The first step would be to isolate where the failure is happening. It sounds like you were able to connect to the server during the outage, so it seems unlikely to me that there was a general server failure or a server-local network problem.
The first thing I would do if my web browser was unable to bring up the page would be to establish if port 80 is responding to connection attempts. The easiest way to do that is to use telnet
, eg (assuming you're using something Unix-like):
$ telnet your.server.name 80
Try it out with servers you know are working to see what a successful message looks like.

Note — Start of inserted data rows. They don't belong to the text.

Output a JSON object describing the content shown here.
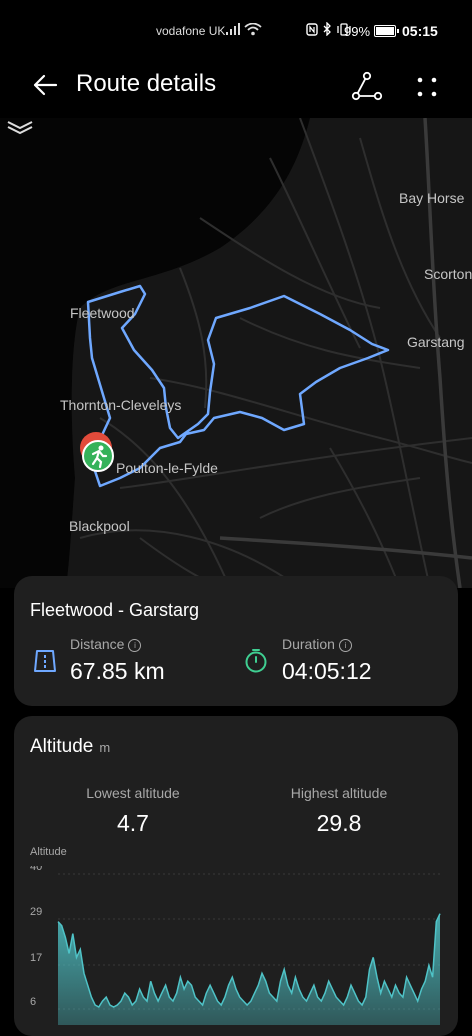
{
  "status": {
    "carrier": "vodafone UK",
    "battery": "99%",
    "time": "05:15"
  },
  "header": {
    "title": "Route details"
  },
  "map": {
    "labels": {
      "bay_horse": "Bay Horse",
      "scorton": "Scorton",
      "fleetwood": "Fleetwood",
      "garstang": "Garstang",
      "thornton": "Thornton-Cleveleys",
      "poulton": "Poulton-le-Fylde",
      "blackpool": "Blackpool"
    },
    "route_color": "#6fa8ff",
    "start_marker_color": "#35b25a"
  },
  "route": {
    "name": "Fleetwood - Garstarg",
    "distance_label": "Distance",
    "distance_value": "67.85 km",
    "duration_label": "Duration",
    "duration_value": "04:05:12"
  },
  "altitude": {
    "title": "Altitude",
    "unit": "m",
    "lowest_label": "Lowest altitude",
    "lowest_value": "4.7",
    "highest_label": "Highest altitude",
    "highest_value": "29.8"
  },
  "chart_data": {
    "type": "area",
    "title": "",
    "xlabel": "",
    "ylabel": "Altitude",
    "y_ticks": [
      "40",
      "29",
      "17",
      "6"
    ],
    "ylim": [
      6,
      40
    ],
    "color": "#4fc3c7",
    "values": [
      28,
      27,
      24,
      20,
      25,
      19,
      21,
      15,
      12,
      9,
      7,
      6.5,
      8,
      9,
      7,
      6.5,
      7,
      8,
      10,
      9,
      7,
      8,
      11,
      9,
      8,
      13,
      10,
      8,
      10,
      12,
      9,
      8,
      10,
      14,
      11,
      13,
      12,
      9,
      8,
      7,
      10,
      12,
      10,
      8,
      7,
      9,
      12,
      14,
      11,
      9,
      8,
      7,
      8,
      10,
      12,
      15,
      13,
      10,
      9,
      8,
      13,
      16,
      12,
      10,
      14,
      11,
      9,
      8,
      10,
      12,
      9,
      8,
      10,
      13,
      11,
      9,
      8,
      7,
      9,
      12,
      10,
      8,
      7,
      9,
      16,
      19,
      14,
      10,
      13,
      11,
      9,
      12,
      10,
      9,
      14,
      12,
      10,
      8,
      11,
      13,
      17,
      14,
      28,
      30
    ]
  }
}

For www.google.com, eg, I get:
$ telnet www.google.com 80
Trying 74.125.95.103...
Connected to www.l.google.com.
Escape character is '^]'.
(To exit from telnet in this state, you need to hit Ctrl-], then Enter, then Ctrl-D.)
Failures you might see include DNS failure:
$ telnet fake.dns.entry 80
telnet: could not resolve fake.dns.entry/80: Name or service not known
In which case you would follow up by trying to connect to the IP address.
Another failure possibility is a refused or timed-out connection:
$ telnet serverfault.com 99
Trying 64.34.119.12...
telnet: Unable to connect to remote host: Connection timed out
This generally means either the server or a load balancer in between you and the server is not listening on the correct port. You might also see:
$ telnet 192.168.0.237
Trying 192.168.0.237...
telnet: Unable to connect to remote host: No route to host
Which means the server doesn't exist at the address you thought it did, or there's a network routing problem in between.
You should first test this out from outside the network the server is on, preferably somewhere several ISPs disconnected. Then try it from the local network. Then try it from the local machine, using "localhost" in place of the hostname, assuming your web server is set to listen to loopback connections.
Once you know the pattern of the failures, then you can start trying to figure out where the failure is happening. My gut instinct is that your nginx or FastCGI is the root of the problem rather than some intermittent network problem that doesn't affect SSH traffic, but it's not really possible to troubleshoot further without first addressing the network question.
Hope this gives you some ideas of what to start with next time. Good luck.
Update
I just noticed your side question re the best way to "consume" log files. If you are in the middle of troubleshooting the problem, I recommend using tail
. Open up two ssh sessions on the server, and in one tail -f /var/log/nginx/access_log
and in the other tail -f /var/log/nginx/error_log
(or whatever the paths are on your system).
If you need to dig through a dense log file after the fact, a good tool to start with is less
. Just run less /var/log/nginx/error_log
, and then press space to page down, b
to page up, /
to initiate a search, after which n
will find the next search result and N
will find the previous result, and use q
to exit back to the shell.
I would guess there are better tools specific to particular types of logs, but tail
and less
usually get me about 90% of what I need when troubleshooting my logs.